Lent Week 1 Thursday

Readings: Esther 4:17; Psalm 138; Matthew 7:7-12

Esther is renowned for her beauty and for her courage. When we first hear of her we are told that out of all the young women in the kingdom, she catches the king's eye. She 'found favour in his sight': in other words she was the one he noticed out of all the candidates who wanted to be his consort. She must have been a woman of exceptional beauty.

Reading her story tells us that she was also a woman of exceptional courage. We know that perfect love casts out fear but we know also that our love is never perfect. So something of fear remains. And there can even be a heightened fear in relation to those we love, of disappointing them, of offending them, of wounding them. Great love is compatible then with great fear, not with the servile and self-centred fear of punishment which is cast out by love, but with the kind of fear we experience in the presence of great beauty, real holiness, undeniable goodness. A fear that is a kind of awe.

Courage is not a virtue that removes fear but a virtue that enables us to do what is right in spite of fear. We remain afraid even in the moment in which we act courageously. And we see this in the power of Esther's prayer, part of which is read as today's first reading. She is not so much afraid of God as she is afraid of her husband: she needs to take her life in her hands, and risk his wrath, if she is to intercede for the people.

But she does it, she is given words with which to pray. 'Save us from the hand of our enemies', she says, 'turn our mourning into gladness and our sorrows into wholeness'. Deliver us from evil.

Jesus encourages us to have the same attitude of confidence and trust in the Father. We should turn to him in prayer even when we are afraid and apprehensive, when we find it awesome and intimidating. Ask, seek, knock. If you cannot find words use the words of Esther, or the words of Job, or the words of the Psalms, above all the words Jesus taught us. They all speak already of the things for which we want to pray.

We should be practising prayer and this is the only way to learn it. We are already over a week into Lent and it is one of the main purposes of this season, to get back to prayer, to do it more regularly, to give more time and energy to it. We may need courage first, if we feel oppressed by our sins, disappointed at the state of our soul. We may need to go to confession in order to lift that oppression and banish that disappointment. And then we can pray with courage again.

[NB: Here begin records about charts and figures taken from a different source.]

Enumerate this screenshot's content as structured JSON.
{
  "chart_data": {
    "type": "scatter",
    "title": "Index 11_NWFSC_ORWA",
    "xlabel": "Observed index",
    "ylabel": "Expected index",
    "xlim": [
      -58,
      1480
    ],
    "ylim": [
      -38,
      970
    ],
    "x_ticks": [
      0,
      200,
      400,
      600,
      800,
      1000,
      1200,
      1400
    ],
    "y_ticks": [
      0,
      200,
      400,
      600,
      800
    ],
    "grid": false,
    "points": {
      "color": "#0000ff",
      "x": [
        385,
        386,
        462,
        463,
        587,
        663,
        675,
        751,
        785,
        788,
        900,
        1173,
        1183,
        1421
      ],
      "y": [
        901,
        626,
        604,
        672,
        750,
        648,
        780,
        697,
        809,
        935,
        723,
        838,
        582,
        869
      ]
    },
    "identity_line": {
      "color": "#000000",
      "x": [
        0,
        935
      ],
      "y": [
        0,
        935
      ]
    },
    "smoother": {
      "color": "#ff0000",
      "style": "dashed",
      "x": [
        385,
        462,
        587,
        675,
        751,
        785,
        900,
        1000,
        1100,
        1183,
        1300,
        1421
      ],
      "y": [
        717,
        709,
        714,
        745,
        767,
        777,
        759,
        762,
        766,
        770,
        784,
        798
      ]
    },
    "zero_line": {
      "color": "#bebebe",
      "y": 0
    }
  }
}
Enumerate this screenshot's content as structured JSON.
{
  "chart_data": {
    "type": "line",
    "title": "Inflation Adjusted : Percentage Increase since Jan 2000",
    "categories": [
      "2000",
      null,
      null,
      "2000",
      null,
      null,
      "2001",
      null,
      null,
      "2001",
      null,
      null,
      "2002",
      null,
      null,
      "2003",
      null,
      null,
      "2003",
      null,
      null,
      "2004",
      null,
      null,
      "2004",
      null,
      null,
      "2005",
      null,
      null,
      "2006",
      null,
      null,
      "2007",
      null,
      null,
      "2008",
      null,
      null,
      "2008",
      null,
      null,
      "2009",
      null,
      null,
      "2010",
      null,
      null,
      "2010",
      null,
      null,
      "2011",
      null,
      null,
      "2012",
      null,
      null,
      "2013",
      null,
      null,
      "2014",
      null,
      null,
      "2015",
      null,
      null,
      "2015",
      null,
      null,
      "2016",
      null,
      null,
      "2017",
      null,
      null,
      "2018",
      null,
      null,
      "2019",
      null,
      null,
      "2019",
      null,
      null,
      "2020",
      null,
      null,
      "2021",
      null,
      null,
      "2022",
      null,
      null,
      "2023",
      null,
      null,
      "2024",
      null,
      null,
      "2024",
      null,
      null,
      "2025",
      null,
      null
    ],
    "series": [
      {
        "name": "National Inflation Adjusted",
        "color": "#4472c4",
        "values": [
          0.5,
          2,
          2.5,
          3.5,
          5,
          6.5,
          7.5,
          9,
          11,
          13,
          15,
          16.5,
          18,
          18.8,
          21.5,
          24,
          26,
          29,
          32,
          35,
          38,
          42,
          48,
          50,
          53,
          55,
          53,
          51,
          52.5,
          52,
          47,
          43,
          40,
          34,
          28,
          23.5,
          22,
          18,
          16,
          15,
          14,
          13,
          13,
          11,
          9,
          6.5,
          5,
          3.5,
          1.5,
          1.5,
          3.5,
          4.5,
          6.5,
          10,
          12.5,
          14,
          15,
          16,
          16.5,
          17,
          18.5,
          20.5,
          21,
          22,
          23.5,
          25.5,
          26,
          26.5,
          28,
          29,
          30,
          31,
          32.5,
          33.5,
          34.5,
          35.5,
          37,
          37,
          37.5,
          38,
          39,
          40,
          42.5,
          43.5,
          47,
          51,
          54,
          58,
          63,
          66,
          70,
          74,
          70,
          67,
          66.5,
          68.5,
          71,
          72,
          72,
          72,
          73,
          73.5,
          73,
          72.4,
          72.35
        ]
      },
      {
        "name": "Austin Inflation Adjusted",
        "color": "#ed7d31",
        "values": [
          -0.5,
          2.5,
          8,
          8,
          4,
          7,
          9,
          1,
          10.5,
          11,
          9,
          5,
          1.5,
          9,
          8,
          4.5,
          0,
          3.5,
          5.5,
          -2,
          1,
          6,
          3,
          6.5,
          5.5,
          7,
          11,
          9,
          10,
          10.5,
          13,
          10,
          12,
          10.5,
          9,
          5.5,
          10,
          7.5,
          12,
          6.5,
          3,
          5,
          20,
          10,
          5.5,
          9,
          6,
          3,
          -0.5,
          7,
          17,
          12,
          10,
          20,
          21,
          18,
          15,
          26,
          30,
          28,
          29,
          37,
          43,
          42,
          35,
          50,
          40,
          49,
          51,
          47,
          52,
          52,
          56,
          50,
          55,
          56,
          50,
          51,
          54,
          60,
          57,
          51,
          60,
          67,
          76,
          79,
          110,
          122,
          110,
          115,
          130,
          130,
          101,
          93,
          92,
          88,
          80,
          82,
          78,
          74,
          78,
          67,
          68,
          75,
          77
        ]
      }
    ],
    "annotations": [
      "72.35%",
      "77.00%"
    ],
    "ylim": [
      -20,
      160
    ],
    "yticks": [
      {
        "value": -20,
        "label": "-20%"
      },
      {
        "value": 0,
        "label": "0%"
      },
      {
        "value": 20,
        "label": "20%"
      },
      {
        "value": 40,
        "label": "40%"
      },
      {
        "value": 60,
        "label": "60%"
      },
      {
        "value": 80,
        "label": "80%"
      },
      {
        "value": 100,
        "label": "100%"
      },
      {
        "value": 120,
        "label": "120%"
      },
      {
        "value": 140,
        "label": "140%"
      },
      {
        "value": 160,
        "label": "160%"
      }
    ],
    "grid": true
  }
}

And we must remember our neighbour in our prayers. Jesus will not let us take refuge in an egocentric spiritual life, a self-centred cultivation of 'holiness'. 'Do to others whatever you would have them do to you', he says in today's gospel. 'Forgive us our trespasses as we forgive those who trespass against us', he says in the Our Father. Her love for her people gives Esther the courage to speak, firstly to God, and then to the king. When we too are moved by the great need of others we will find it easy to pray, the words will come. We will find also the courage not only to speak to God but to face into whatever it is human need asks of us.